Cabinet Secretary for Agriculture, Livestock and Fisheries (suspended)
- In office 15 May 2013 – 2015
- President: Uhuru Kenyatta
- Preceded by: Hon Dr Sally Kosgei
- Succeeded by: Willy Bett

Personal details
- Born: 6 June 1964 (age 61) Nandi
- Spouse: Margaret Koskei
- Children: 4
- Alma mater: University of Nairobi (BSc), (MBA)

= Felix Koskei =

Kenyan politician

Felix Kiptarus Koskei (born 1964) is a Kenyan who is currently the Head of Public Service in President Ruto government.

== Government career ==
In 2015 while serving as Agriculture minister, Koskei came under corruption allegations over personal land use and stepped down from government. He later returned to his post.

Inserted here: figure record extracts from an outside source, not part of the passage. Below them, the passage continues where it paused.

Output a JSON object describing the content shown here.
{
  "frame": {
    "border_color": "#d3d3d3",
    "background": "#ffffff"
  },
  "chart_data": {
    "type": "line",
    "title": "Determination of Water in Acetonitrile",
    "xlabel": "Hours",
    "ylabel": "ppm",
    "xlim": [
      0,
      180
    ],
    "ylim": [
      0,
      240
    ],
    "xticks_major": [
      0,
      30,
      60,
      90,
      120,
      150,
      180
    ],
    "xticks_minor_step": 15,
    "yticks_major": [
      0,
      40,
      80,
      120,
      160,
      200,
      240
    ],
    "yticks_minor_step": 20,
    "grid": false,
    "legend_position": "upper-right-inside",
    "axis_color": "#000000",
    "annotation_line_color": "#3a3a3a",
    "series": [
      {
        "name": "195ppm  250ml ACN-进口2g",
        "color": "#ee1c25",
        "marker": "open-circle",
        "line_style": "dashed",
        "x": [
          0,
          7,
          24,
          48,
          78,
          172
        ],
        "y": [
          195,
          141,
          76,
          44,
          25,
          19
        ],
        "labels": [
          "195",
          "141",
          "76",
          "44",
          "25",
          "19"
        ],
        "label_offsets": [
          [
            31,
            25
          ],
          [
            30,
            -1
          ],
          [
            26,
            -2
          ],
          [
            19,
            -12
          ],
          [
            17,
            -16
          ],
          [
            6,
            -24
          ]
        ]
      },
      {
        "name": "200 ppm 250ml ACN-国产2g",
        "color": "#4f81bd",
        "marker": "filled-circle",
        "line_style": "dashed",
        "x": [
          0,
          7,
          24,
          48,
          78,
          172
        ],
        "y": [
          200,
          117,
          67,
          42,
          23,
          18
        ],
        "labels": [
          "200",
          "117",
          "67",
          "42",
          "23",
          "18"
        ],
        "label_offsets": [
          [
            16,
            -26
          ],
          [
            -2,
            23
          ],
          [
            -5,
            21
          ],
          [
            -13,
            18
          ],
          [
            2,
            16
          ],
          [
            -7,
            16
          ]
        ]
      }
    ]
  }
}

In 2022, Koskei became the Head of Public Service under the Ruto Administration. In his role, Koskei oversees government restructuring and public projects. In 2023, Koskei made headlines after suspending 67 police officers and six chief officers of government agencies after alleging corruption. In 2024, it was reported in local media that Koskei was behind efforts to acquire spyware, which he denied. In May 2025, Koskei announced the discontinuation of government recruiting and the merging or elimination of 42 state corporations.

Koskei has come under scrutiny after control of the Kenyan public seal was moved to his office. In 2023, Executive Order No. 2 of 2023, transferred the seal from the Attorney General's office to the Head of Public Service. In 2025, a coalition of human rights groups sued Koskei and Kenyan Attorney General Chacha Mwita arguing the seal was illegally moved. In June 2025, the Nairobi High Court suspended the order.